Lmao, you need a fucking masters to catalogue and check out books to local schoolchildren but you don't need it to be trusted with a badge and a gun.
We're so fucked dude.
Edit: Mentioned in reply to another comment, but sorry for making librarians sound like they don't do much. My point wasn't that they're not important, my point was that they don't make life or death decisions for random members of the community on the daily.
You are dramatically underestimating the responsibilities and skill set of a librarian.
I don't doubt that. Handling large groups of kids, especially in the summer when they've got nowhere else to go, all while keeping a vital resource to the community alive.
Admittedly that was a shitty way to paint librarians, so sorry about that.
That being said, a bad cop can do a lot more damage to a community than a bad librarian.
Actually to be a school librarian you only need a bachelor's of education focusing in something IT-related, plus whatever teaching cert your state requires. And in public libraries, you also only need a bachelor's in information science to be a library tech, which is the one that stocks the shelves and checks out books to local schoolchildren. Only being a full librarian needs a Master's. That said, academic libraries won't even look at you if you have less than a Master's.
Ok, how? IT-librarian? I can belive in IT-related assistant, but librarian? In school? Where I live they usually have degree in pedagogy.
Ah. Nvm. I thought you said about only librarians.
IT stands for Information Technology.

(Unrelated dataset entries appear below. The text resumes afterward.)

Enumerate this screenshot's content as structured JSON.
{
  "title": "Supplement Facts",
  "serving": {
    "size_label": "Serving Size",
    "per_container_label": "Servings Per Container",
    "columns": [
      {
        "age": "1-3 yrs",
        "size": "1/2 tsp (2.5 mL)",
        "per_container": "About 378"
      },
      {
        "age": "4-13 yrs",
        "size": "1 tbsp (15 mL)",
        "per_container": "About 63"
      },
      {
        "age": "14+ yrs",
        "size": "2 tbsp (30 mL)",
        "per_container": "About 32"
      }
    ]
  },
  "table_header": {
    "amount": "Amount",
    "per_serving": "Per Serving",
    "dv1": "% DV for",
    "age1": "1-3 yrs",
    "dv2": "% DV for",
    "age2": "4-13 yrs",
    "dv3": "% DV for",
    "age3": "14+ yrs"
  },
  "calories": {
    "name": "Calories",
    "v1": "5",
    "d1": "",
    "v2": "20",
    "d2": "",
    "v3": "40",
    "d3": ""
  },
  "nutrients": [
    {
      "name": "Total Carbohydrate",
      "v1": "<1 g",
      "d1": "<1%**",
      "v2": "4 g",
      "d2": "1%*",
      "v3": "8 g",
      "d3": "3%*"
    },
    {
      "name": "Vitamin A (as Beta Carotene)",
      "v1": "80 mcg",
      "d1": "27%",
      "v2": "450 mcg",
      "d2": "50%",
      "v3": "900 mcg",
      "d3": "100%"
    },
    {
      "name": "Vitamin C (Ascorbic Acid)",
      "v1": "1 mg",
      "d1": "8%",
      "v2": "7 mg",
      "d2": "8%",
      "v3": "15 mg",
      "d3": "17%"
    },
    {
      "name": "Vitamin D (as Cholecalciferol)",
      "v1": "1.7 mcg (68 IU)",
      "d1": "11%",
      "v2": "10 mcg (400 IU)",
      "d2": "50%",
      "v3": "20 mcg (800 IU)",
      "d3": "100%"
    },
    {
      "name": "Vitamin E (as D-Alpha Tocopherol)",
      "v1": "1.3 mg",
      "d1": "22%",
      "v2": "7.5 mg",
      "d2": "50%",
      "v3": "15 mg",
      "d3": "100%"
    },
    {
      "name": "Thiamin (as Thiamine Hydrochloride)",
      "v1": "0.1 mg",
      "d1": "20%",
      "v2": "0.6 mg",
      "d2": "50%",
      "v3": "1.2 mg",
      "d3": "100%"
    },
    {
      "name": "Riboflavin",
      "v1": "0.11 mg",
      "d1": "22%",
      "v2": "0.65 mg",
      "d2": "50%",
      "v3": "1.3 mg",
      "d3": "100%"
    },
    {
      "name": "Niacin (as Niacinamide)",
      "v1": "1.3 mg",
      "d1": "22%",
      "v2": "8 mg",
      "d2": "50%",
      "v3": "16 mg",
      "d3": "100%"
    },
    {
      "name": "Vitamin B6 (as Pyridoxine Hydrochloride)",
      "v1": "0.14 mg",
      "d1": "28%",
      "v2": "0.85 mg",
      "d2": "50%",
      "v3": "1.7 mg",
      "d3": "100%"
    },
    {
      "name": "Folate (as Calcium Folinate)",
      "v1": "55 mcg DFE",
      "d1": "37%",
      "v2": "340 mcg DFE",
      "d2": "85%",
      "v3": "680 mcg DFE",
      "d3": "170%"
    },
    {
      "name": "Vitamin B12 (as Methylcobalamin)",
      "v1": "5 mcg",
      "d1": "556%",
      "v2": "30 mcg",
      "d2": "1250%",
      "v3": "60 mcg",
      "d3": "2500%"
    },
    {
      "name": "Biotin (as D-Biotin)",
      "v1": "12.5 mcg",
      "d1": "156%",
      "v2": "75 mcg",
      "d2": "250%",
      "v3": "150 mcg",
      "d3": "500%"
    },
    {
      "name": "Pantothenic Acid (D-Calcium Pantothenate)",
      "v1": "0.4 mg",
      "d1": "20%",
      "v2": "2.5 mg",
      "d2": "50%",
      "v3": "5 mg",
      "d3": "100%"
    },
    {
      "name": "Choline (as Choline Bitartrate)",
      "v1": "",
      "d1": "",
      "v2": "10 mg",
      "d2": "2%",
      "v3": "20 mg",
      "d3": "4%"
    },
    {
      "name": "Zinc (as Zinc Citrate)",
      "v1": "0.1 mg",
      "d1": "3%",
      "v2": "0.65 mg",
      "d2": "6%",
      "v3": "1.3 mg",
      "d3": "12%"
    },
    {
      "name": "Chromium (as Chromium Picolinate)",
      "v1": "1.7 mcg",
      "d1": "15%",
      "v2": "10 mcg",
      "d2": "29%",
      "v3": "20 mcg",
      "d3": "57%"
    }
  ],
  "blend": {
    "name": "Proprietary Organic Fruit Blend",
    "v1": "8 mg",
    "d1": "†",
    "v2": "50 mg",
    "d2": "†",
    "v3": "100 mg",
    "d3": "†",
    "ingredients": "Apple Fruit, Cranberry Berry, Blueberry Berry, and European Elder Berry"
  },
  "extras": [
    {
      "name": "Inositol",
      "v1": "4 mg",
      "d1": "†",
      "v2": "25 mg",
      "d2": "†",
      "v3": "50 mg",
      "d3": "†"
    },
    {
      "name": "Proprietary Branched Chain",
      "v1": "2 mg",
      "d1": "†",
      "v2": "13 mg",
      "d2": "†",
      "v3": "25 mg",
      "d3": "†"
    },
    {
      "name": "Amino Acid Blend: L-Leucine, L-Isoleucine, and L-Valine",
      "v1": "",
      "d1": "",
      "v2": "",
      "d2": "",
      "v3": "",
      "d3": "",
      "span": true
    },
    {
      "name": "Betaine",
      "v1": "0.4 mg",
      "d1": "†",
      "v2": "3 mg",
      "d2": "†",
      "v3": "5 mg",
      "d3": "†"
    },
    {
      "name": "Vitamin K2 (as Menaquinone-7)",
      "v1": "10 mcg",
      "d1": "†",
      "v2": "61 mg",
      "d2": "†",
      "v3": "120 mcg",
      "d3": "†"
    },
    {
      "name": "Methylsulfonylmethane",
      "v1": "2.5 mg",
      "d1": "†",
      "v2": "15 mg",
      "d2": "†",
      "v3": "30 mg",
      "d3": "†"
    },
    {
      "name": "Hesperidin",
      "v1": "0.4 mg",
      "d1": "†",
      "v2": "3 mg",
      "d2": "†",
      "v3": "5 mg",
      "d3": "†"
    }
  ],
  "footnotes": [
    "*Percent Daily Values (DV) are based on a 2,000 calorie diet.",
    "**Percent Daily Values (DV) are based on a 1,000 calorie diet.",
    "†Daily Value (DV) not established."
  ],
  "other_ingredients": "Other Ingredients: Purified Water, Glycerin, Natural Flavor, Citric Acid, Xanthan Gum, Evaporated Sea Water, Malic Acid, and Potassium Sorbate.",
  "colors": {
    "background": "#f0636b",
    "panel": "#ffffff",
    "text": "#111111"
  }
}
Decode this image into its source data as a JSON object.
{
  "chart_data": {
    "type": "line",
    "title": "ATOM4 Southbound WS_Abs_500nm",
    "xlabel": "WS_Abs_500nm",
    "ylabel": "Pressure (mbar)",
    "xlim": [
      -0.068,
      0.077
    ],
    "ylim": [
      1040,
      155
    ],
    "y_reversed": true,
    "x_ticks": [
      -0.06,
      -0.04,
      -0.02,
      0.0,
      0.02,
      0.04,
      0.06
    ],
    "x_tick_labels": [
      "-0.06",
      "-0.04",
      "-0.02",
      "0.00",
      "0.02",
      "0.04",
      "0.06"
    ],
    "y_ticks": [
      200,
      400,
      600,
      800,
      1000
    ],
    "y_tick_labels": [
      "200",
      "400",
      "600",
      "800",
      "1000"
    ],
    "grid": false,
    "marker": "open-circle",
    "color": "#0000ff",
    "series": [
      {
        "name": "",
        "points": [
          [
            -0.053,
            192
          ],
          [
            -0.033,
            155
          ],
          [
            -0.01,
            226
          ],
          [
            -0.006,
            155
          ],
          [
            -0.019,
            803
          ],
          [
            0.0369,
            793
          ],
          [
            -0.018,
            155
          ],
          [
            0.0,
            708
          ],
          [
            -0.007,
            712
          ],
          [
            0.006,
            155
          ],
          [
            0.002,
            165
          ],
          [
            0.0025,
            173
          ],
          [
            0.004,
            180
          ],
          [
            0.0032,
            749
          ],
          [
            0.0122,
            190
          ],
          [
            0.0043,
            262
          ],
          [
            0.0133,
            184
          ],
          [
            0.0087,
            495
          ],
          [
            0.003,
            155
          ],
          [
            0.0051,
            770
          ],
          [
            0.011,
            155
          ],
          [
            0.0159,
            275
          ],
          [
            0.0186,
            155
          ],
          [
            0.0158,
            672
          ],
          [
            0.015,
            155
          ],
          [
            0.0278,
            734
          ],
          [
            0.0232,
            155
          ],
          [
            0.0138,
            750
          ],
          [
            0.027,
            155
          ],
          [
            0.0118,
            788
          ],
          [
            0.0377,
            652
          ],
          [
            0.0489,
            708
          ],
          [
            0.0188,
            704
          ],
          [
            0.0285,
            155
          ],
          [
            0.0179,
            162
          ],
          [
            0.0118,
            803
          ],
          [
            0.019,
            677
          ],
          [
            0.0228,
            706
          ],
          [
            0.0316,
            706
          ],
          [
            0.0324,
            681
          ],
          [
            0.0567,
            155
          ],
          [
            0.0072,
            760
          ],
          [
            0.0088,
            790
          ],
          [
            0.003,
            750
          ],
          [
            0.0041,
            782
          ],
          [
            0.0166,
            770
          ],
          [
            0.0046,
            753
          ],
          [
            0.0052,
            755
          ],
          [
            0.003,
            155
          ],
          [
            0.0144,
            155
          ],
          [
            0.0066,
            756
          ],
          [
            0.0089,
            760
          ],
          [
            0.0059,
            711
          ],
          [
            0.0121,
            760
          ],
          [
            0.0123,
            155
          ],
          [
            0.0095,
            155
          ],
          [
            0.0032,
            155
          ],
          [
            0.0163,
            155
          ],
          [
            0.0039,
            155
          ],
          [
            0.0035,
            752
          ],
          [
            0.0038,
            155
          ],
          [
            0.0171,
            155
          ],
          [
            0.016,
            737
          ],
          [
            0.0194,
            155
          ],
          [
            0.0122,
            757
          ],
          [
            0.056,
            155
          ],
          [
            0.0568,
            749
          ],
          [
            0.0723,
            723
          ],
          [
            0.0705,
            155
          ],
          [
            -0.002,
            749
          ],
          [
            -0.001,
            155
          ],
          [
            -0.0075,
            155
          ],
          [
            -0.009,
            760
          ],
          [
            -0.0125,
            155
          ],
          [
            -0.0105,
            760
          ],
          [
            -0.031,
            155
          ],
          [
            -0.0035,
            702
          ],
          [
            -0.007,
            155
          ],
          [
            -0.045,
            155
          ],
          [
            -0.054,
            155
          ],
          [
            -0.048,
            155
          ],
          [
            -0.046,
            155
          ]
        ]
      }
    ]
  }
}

Library Science is a subset of IT.
Why master's? But you WILL need a degree. Bachelor in Library Science, alternatively Pedagogy or Philology.
It may seem odd, but librarians are pre-internet search engine. You tell them "I want I don't know what, but something like that and that" and they point where to find such information.
Librarians need to be trusted to do research to work in most private and academic libraries. So public libraries just follow the trend. Private librarians tend to focus on organizing databases, since they generally work with computer archives instead of books. Academic libraries do literature reviews, where they read large amounts of research on a subject and then summarize everything they've learned.
Most librarians hop between these fields a few times, and it can be very jarring to adjust to each sytem.